Innocent Easter Basket or Massive Sugar Attack?
Easter week is right around the corner – secretly known as one of the biggest weeks of the year for candy manufactures. Did you know 70 percent of all chocolate sales for the year occur the week leading up to Easter? That’s right. While we are fans of chocolate and candy on Valentine’s Day, it appears we really can’t resist these goodies wrapped up as cute bunnies, ducks or eggs. Easter comes in right behind Halloween for candy sales, 71 million pounds and 90 million pounds sold, respectively. So what’s really in your child’s Easter basket? Plenty of sugar.
Health care providers agree that too much sugar in our diets is taking a toll on our health. From rising rates of obesity and Type 2 diabetes, to most recently linked as a single contributing risk factor for heart disease, sugar seems to be everywhere. The average American consumes 152 pounds of sugar a year. That’s up from only 2 pounds a year 200 years ago. Cultural shifts are changing the way we think about sugar, especially in the form of chocolates or candy. A 7 ounce chocolate bunny brings in 1100 calories alone – more than half the calories most of us should be eating in one day.

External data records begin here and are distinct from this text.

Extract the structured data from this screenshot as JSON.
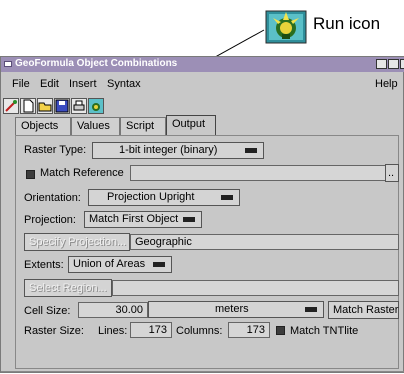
{
  "callout": {
    "label": "Run icon",
    "icon": "run-icon"
  },
  "window": {
    "title": "GeoFormula Object Combinations",
    "accent": "#9c8fb6"
  },
  "menubar": {
    "items": [
      "File",
      "Edit",
      "Insert",
      "Syntax"
    ],
    "help": "Help"
  },
  "toolbar": {
    "icons": [
      "magic-wand-icon",
      "new-file-icon",
      "open-folder-icon",
      "save-icon",
      "print-icon",
      "run-icon"
    ]
  },
  "tabs": [
    "Objects",
    "Values",
    "Script",
    "Output"
  ],
  "active_tab": "Output",
  "form": {
    "raster_type_label": "Raster Type:",
    "raster_type_value": "1-bit integer (binary)",
    "match_reference_label": "Match Reference",
    "match_reference_value": "",
    "browse_label": "..",
    "orientation_label": "Orientation:",
    "orientation_value": "Projection Upright",
    "projection_label": "Projection:",
    "projection_value": "Match First Object",
    "specify_projection_label": "Specify Projection...",
    "projection_text": "Geographic",
    "extents_label": "Extents:",
    "extents_value": "Union of Areas",
    "select_region_label": "Select Region...",
    "region_value": "",
    "cell_size_label": "Cell Size:",
    "cell_size_value": "30.00",
    "cell_size_unit": "meters",
    "match_raster_label": "Match Raster",
    "raster_size_label": "Raster Size:",
    "lines_label": "Lines:",
    "lines_value": "173",
    "columns_label": "Columns:",
    "columns_value": "173",
    "match_tntlite_label": "Match TNTlite"
  }
}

Healthier Easter Basket Alternatives
As we have been actively educating elementary students in the community with the PLAY Program at Owasso Public Schools, there are always healthier food choices and a reason we should make them. We are investing in our health earlier in life, to help stave off disease later in life. When it comes to Easter, consider some of these healthier options:
Non-candy items such as a jump rope
Chocolate covered fruit or nuts
Plastic eggs with trail mix or granola
Gift card to clothing or book store
Fun decorating kits or crafts
Portion Control the Easter Egg Hunt
What Easter is complete without the traditional egg hunt? You remember running around trying to scoop up as many eggs as you possibly could, right? Parents want their children to have the same memories, but there is a way to make sure they don’t have free reign on eating all the candy at once. Here are some tips for helping to portion control the egg hunt:
Talk with your child before the event and let them know they can collect as many eggs as they find, but they can only pick two or three eggs to have afterwards.
Keep the basket full of eggs from the hunt out of reach from the child and let them know they can have one or two eggs only with permission.
After a week to ten days, discard or giveaway the remaining eggs. Some dental offices will offer to pay children in return for their candy as an incentive to maintain better oral health.